Commercial Payers → Delivery → Screening & Identification
Screening & Identification – Commercial Payers
Commercial health insurance plans and employers can identify prospective participants for the National Diabetes Prevention Program (National DPP) lifestyle change program based on participant eligibility criteria. To be eligible for referral to a CDC-recognized lifestyle change program, patients must meet the following requirements:
- Be at least 18 years old, and
- Be overweight (body mass index ≥25; ≥23 if Asian), and
- Have no previous diagnoses of type 1 or type 2 diabetes, and
- Have a blood test result in the prediabetes range within the past year:
- Hemoglobin A1C: 5.7%–6.4%, or
- Fasting plasma glucose: 100–125mg/dL, or
- Two-hour plasma glucose (after a 75mg glucose load): 140–199mg/dL, or
- Be previously diagnosed with gestational diabetes, or
- Score 5 or higher on the CDC/ADA Prediabetes Risk Test
Note: Studies of type 2 diabetes prevention lifestyle programs have not included children; these programs are intended for adults at high risk for developing type 2 diabetes. Lifestyle programs for type 2 diabetes prevention emphasize weight loss and are not appropriate for women who are currently pregnant. Participants who become pregnant may continue at the discretion of the lifestyle program provider.

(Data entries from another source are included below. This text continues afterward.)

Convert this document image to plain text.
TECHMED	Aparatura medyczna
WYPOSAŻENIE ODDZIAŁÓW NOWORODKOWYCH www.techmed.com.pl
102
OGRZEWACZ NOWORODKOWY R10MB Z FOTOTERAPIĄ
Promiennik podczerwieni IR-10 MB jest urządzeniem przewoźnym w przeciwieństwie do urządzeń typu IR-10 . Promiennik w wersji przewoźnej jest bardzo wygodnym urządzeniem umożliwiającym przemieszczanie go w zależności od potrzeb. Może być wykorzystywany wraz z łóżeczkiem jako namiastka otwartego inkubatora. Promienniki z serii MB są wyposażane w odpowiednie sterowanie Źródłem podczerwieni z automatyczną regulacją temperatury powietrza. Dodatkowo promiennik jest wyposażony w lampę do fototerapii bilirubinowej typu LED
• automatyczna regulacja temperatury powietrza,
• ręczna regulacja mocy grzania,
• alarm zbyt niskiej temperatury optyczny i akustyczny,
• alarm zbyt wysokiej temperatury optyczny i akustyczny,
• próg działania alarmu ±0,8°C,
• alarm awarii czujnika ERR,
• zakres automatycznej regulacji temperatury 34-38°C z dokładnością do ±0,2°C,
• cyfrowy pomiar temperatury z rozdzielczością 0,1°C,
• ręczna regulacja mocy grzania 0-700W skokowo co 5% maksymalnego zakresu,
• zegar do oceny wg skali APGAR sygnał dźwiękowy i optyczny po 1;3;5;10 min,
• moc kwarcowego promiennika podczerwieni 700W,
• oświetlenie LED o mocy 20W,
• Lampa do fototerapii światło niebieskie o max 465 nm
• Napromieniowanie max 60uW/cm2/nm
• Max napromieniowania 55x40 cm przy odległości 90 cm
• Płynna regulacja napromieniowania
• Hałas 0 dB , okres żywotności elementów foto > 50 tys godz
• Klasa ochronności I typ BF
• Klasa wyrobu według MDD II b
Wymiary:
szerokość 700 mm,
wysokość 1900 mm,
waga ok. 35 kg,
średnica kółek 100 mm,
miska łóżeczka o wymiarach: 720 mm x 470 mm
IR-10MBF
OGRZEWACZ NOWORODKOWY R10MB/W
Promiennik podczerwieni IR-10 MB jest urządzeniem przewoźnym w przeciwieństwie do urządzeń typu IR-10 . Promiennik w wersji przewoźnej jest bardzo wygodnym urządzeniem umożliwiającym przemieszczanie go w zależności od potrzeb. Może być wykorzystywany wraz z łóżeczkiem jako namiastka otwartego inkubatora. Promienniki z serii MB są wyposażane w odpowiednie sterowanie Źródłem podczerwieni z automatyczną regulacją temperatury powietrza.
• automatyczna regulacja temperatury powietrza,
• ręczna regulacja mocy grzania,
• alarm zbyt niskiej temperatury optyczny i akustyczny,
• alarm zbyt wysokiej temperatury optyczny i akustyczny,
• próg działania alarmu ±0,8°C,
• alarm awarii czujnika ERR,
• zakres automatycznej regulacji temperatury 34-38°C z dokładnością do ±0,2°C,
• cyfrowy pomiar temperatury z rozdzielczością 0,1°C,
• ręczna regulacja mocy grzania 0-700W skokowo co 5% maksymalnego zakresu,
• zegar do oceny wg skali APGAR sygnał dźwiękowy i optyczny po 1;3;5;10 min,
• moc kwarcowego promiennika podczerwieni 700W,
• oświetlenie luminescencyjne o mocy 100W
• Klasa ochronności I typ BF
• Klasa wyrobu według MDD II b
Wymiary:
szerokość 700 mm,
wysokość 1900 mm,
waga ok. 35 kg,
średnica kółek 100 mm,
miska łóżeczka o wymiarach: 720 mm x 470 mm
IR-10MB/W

To be eligible for the National DPP lifestyle change program, individuals must have one of the blood test results described above, be previously diagnosed with gestational diabetes, or score 5 or higher on the CDC/ADA Prediabetes Risk Test. The CDC Diabetes Prevention Recognition Program (DPRP) standards require that at least 35% of a program’s participants be diagnosed with prediabetes through blood testing (or have a history of gestational diabetes). The remaining participants in the group can be considered eligible for the program based on their scores on the CDC/ADA Prediabetes Risk Test. The CDC/ADA Prediabetes Risk Test is a brief seven question survey that allows one to gauge their risk of having prediabetes. Regularly scheduled biometric screenings may be an opportunity to determine if an individual is eligible.
Health Plan A
Members may first receive an email or other invitation from their employer’s communication campaign inviting them to take a screening test on the CDC-recognized provider’s website. Once the member has completed the initial screening and is identified as potentially being at risk for diabetes, the member is invited to take a more in-depth screening that assesses the member’s health and readiness to change. The CDC-recognized provider reviews the assessment and decides whether to invite the member to participate in the program.
Medical Claims or Electronic Health Records
Some organizations have leveraged electronic health record data and/or medical claims data to proactively identify individuals who are, or may be, eligible for the program. For instance:
- The Kentucky Employees’ Health Plan identifies potentially eligible individuals through a post-visit claims review. Algorithms detect members who potentially have prediabetes. These individuals are contacted by phone and email and connected to the nearest CDC-recognized organization to enroll in the program.
- Another health plan also identifies individuals for the program by mining EHR data for persons who meet program criteria, after which physicians are notified for referral.
- Some health systems, health insurance plans, and employers identify eligible members through lab-confirmed A1C levels that place them in the prediabetes range.
Querying a Medical Claims Database or EHR
There are several billing and procedure codes that could be pulled from a medical claims database or EHR to identify potentially eligible individuals. For example, a query could be set up to pull information required for program eligibility. In instances where a specific lab value is required for inclusion, the actual lab value should be pulled. The program eligibility criteria for the National DPP lifestyle change program are listed below, with potential codes and other query-able elements listed in the columns to the right of each criteria. The presence of an x at the end of the code indicates there are multiple code modifiers or options for each of those codes.
A description of many of these codes, as well as applicable office visit or procedure codes, can be found on the AMA’s list of codes to use when screening for prediabetes and diabetes. While the ICD-10 and CPT codes should be consistent across facilities, how databases are structured and queried is likely to vary. It is important to engage a database expert within your organization early in this process to understand how best to refine your query.
Once this data is collected, it could then be stratified to determine which individuals are at the highest risk of developing diabetes and could most benefit from this program. Below is an example risk stratification which could be used to assess potential participants and how broadly or narrow a plan may want to extend access to the program.
Tracking Eligibility Through a Claims System
A subject’s participation in the program can also be tracked by following the submission of claims as they are received. This provides information on whether or not the participants are both attending and meeting milestones in the program.
For more information on coding for the National DPP lifestyle change program in a claims system, see the Coding and Billing page.
Some commercial plans and employers have found that an effective screening and identification mechanism is a worksite wellness event or health fair. These events frequently include a biometric screening or the opportunity for members to take a risk assessment with a tablet or with paper and pencil. Members or employees found to be at risk for type 2 diabetes may receive an immediate referral and be placed in contact with a local in-person or online CDC-recognized organization.